MANILA, Philippines—Aboitiz-led Union Bank of the Philippines grew its first-quarter net profit by 40.8 percent year on year to P4 billion, the best quarterly bottom line in its history, mainly due to the double-digit expansion in trading gains and interest earnings.
The first-quarter performance translated to a return on equity of 29 percent. The bank also managed to hit early in the year nearly half of its P8.5-billion net profit goal for the full year, which means the bank would have to readjust targets, Union Bank president Victor Valdepeñas said in an interview.
“We thought we’ll grow by 15 percent this year but it now seems to be a conservative target given our first-quarter performance. As the market continues to be quite positive in terms of flow of funds, I will not be surprised if we’ll see our income growing by 20 percent,” he said. However, the bank would have to wait for the second -quarter results before overhauling its targets for 2013, he added.
Valdepeñas said the bank’s three-month results, which topped what was already a strong performance in the same period last year, could be attributed to stable margins, lower cost of funds, improved productivity and strong contribution from subsidiaries.
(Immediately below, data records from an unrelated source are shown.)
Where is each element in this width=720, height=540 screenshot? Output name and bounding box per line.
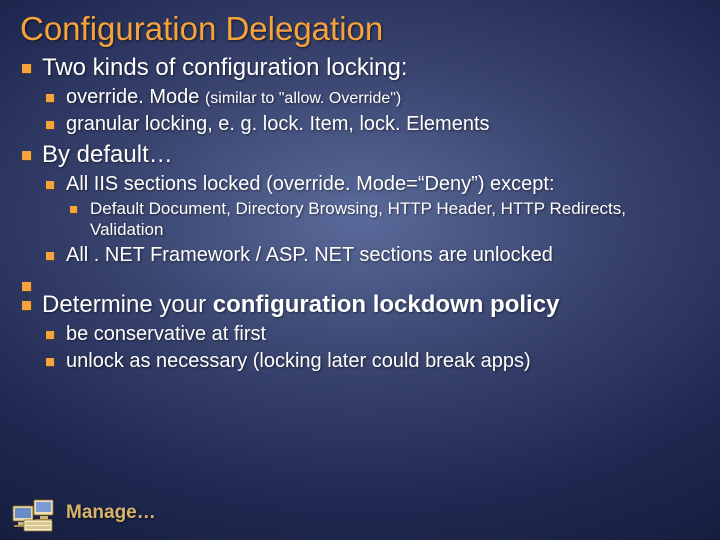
bullet-text-prefix: Determine your [42, 291, 213, 318]
bullet-item: Determine your configuration lockdown po… [18, 291, 702, 373]
bullet-item: override. Mode (similar to "allow. Overr… [42, 86, 702, 109]
bullet-item: unlock as necessary (locking later could… [42, 350, 702, 373]
slide: Configuration Delegation Two kinds of co… [0, 0, 720, 540]
bullet-text: override. Mode [66, 86, 205, 108]
bullet-item: All IIS sections locked (override. Mode=… [42, 173, 702, 240]
bullet-item: Default Document, Directory Browsing, HT… [66, 199, 702, 240]
bullet-item: By default… All IIS sections locked (ove… [18, 141, 702, 267]
bullet-item: granular locking, e. g. lock. Item, lock… [42, 113, 702, 136]
bullet-text: Default Document, Directory Browsing, HT… [90, 199, 626, 239]
bullet-list-level2: All IIS sections locked (override. Mode=… [42, 173, 702, 267]
bullet-list-level2: override. Mode (similar to "allow. Overr… [42, 86, 702, 136]
bullet-text: All IIS sections locked (override. Mode=… [66, 173, 555, 195]
bullet-text: By default… [42, 141, 173, 168]
bullet-text: All . NET Framework / ASP. NET sections … [66, 244, 553, 266]
spacer [18, 272, 702, 286]
bullet-text: be conservative at first [66, 323, 266, 345]
slide-title: Configuration Delegation [20, 10, 702, 48]
bullet-subnote: (similar to "allow. Override") [205, 90, 401, 107]
bullet-item: Two kinds of configuration locking: over… [18, 54, 702, 136]
bullet-text: granular locking, e. g. lock. Item, lock… [66, 113, 490, 135]
footer: Manage… [12, 494, 156, 532]
bullet-text: unlock as necessary (locking later could… [66, 350, 531, 372]
bullet-list-level1: Two kinds of configuration locking: over… [18, 54, 702, 373]
bullet-text: Two kinds of configuration locking: [42, 54, 408, 81]
bullet-item: All . NET Framework / ASP. NET sections … [42, 244, 702, 267]
bullet-list-level2: be conservative at first unlock as neces… [42, 323, 702, 373]
manage-icon [12, 494, 58, 532]
bullet-list-level3: Default Document, Directory Browsing, HT… [66, 199, 702, 240]
bullet-text-bold: configuration lockdown policy [213, 291, 560, 318]
bullet-item: be conservative at first [42, 323, 702, 346]
footer-text: Manage… [66, 502, 156, 524]
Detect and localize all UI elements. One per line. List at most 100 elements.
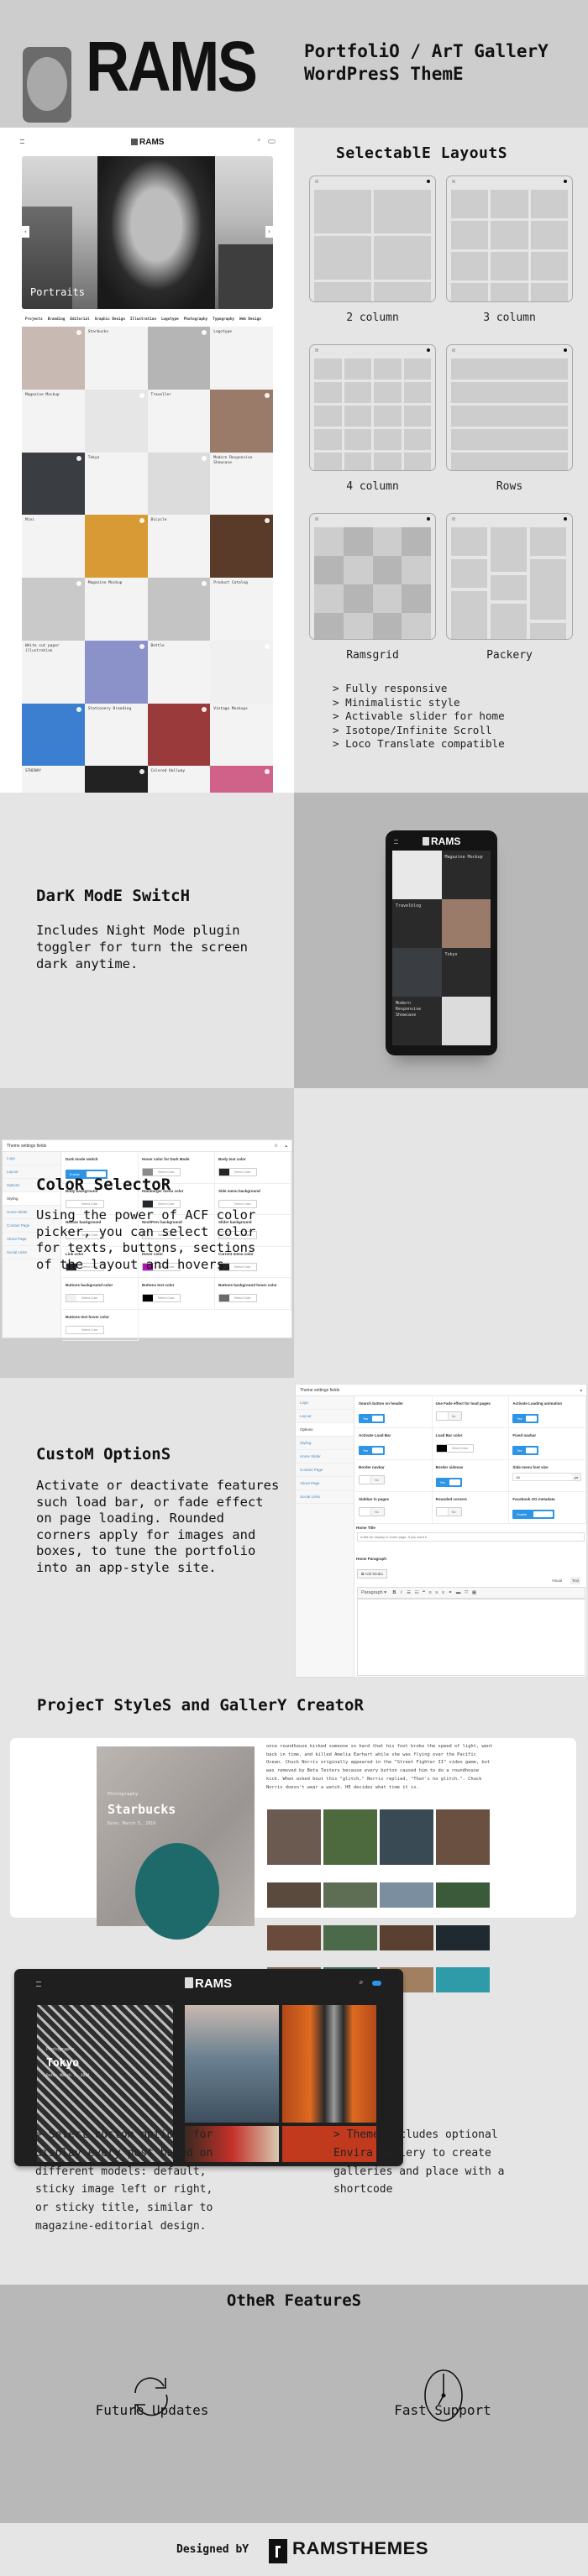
gallery-image[interactable] bbox=[267, 1882, 321, 1908]
category-link[interactable]: Graphic Design bbox=[95, 317, 125, 322]
phone-grid-item[interactable]: Magazine Mockup bbox=[442, 851, 491, 899]
plus-icon[interactable] bbox=[265, 518, 270, 524]
add-media-button[interactable]: ⧉ Add Media bbox=[357, 1569, 387, 1579]
grid-item[interactable]: Magazine Mockup bbox=[22, 389, 85, 453]
plus-icon[interactable] bbox=[76, 330, 81, 335]
italic-icon[interactable]: I bbox=[401, 1590, 402, 1595]
hamburger-menu-icon[interactable] bbox=[20, 139, 24, 144]
toggle-switch[interactable]: Yes bbox=[512, 1446, 539, 1455]
category-link[interactable]: Editorial bbox=[70, 317, 89, 322]
dark-mode-toggle[interactable] bbox=[268, 139, 276, 144]
grid-item[interactable]: Bottle bbox=[147, 640, 211, 704]
bullet-list-icon[interactable]: ☰ bbox=[407, 1590, 411, 1595]
toggle-switch[interactable]: Yes bbox=[359, 1414, 385, 1423]
color-picker-button[interactable]: Select Color bbox=[66, 1294, 104, 1302]
layout-option-3-column[interactable] bbox=[446, 175, 573, 302]
grid-item[interactable] bbox=[84, 515, 148, 578]
grid-item[interactable] bbox=[22, 452, 85, 516]
plus-icon[interactable] bbox=[265, 769, 270, 775]
tab-visual[interactable]: Visual bbox=[552, 1579, 562, 1583]
grid-item[interactable]: Logotype bbox=[210, 327, 273, 390]
settings-tab[interactable]: Logo bbox=[296, 1396, 354, 1410]
home-title-input[interactable] bbox=[357, 1532, 585, 1542]
color-picker-button[interactable]: Select Color bbox=[66, 1199, 104, 1208]
grid-item[interactable] bbox=[22, 327, 85, 390]
category-link[interactable]: Photography bbox=[184, 317, 207, 322]
gallery-image[interactable] bbox=[323, 1809, 377, 1865]
grid-item[interactable] bbox=[147, 578, 211, 641]
grid-item[interactable] bbox=[84, 640, 148, 704]
color-picker-button[interactable]: Select Color bbox=[435, 1444, 475, 1453]
gallery-image[interactable] bbox=[323, 1882, 377, 1908]
plus-icon[interactable] bbox=[139, 769, 144, 775]
collapse-icon[interactable]: ▴ bbox=[580, 1385, 582, 1396]
category-link[interactable]: Illustration bbox=[130, 317, 156, 322]
color-picker-button[interactable]: Select Color bbox=[142, 1294, 181, 1302]
hamburger-menu-icon[interactable] bbox=[394, 840, 398, 844]
search-icon[interactable]: ⌕ bbox=[257, 137, 260, 144]
grid-item[interactable]: Tokyo bbox=[84, 452, 148, 516]
read-more-icon[interactable]: ▬ bbox=[456, 1590, 461, 1595]
toggle-switch[interactable]: Enable bbox=[512, 1510, 555, 1519]
grid-item[interactable] bbox=[84, 389, 148, 453]
dark-mode-toggle[interactable] bbox=[372, 1981, 381, 1986]
gallery-image[interactable] bbox=[267, 1924, 321, 1950]
gallery-image[interactable] bbox=[436, 1924, 490, 1950]
bold-icon[interactable]: B bbox=[393, 1590, 396, 1595]
grid-item[interactable] bbox=[210, 389, 273, 453]
phone-grid-item[interactable] bbox=[441, 997, 491, 1045]
category-link[interactable]: Web Design bbox=[239, 317, 261, 322]
settings-tab[interactable]: Social Links bbox=[296, 1490, 354, 1504]
category-link[interactable]: Branding bbox=[48, 317, 66, 322]
plus-icon[interactable] bbox=[265, 643, 270, 649]
toggle-switch[interactable]: No bbox=[435, 1507, 462, 1516]
grid-item[interactable] bbox=[210, 640, 273, 704]
site-logo[interactable]: RAMS bbox=[131, 138, 164, 147]
gallery-image[interactable] bbox=[436, 1967, 490, 1993]
grid-item[interactable]: Bicycle bbox=[147, 515, 211, 578]
phone-grid-item[interactable]: Modern Responsive Showcase bbox=[392, 997, 442, 1045]
layout-option-packery[interactable] bbox=[446, 513, 573, 640]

The first-quarter results already included the contribution of newly acquired thrift bank City Savings.
Based on the bank’s regulatory filing, net interest income went up by 15.8 percent to P2.05 billion from year-ago level.
Valdepeñas estimated that margins had stabilized at more than 3.4 percent.
“While the yields have been under pressure, our cost of funding has gone down much slower,” Valdepeñas said.
The bank’s loan book declined to P98.13 billion from P115.17 billion a year ago. He said this was because certain loan accounts, particularly auto loans, had matured faster than the bank’s new bookings of this type of loans. He said the bank was rationalizing its auto lending business while the credit card segment remained flat as Union Bank had become very “selective.”
“When demand from household continues to increase, we have to be wary,” he said. “Nonetheless, we’re still pushing that because I think consumer financing will grow faster than corporate loans. Corporations can now go directly to the public and raise equity given very good prices and the very good environment.”
For the full year, Union Bank aims to grow its loan book by 15 to 20 percent, Valdepeñas said.
In the meantime, Union Bank’s “other” income went up by 35 percent to P5.31 billion, driven by a 27-percent rise in net trading gains to P3.37 billion. Fee-based earnings likewise jumped to P509.19 million or nearly three times the level last year, while “miscellaneous” earnings more than doubled to P1 billion, a large chunk of which was due to earnings contributed by City Savings.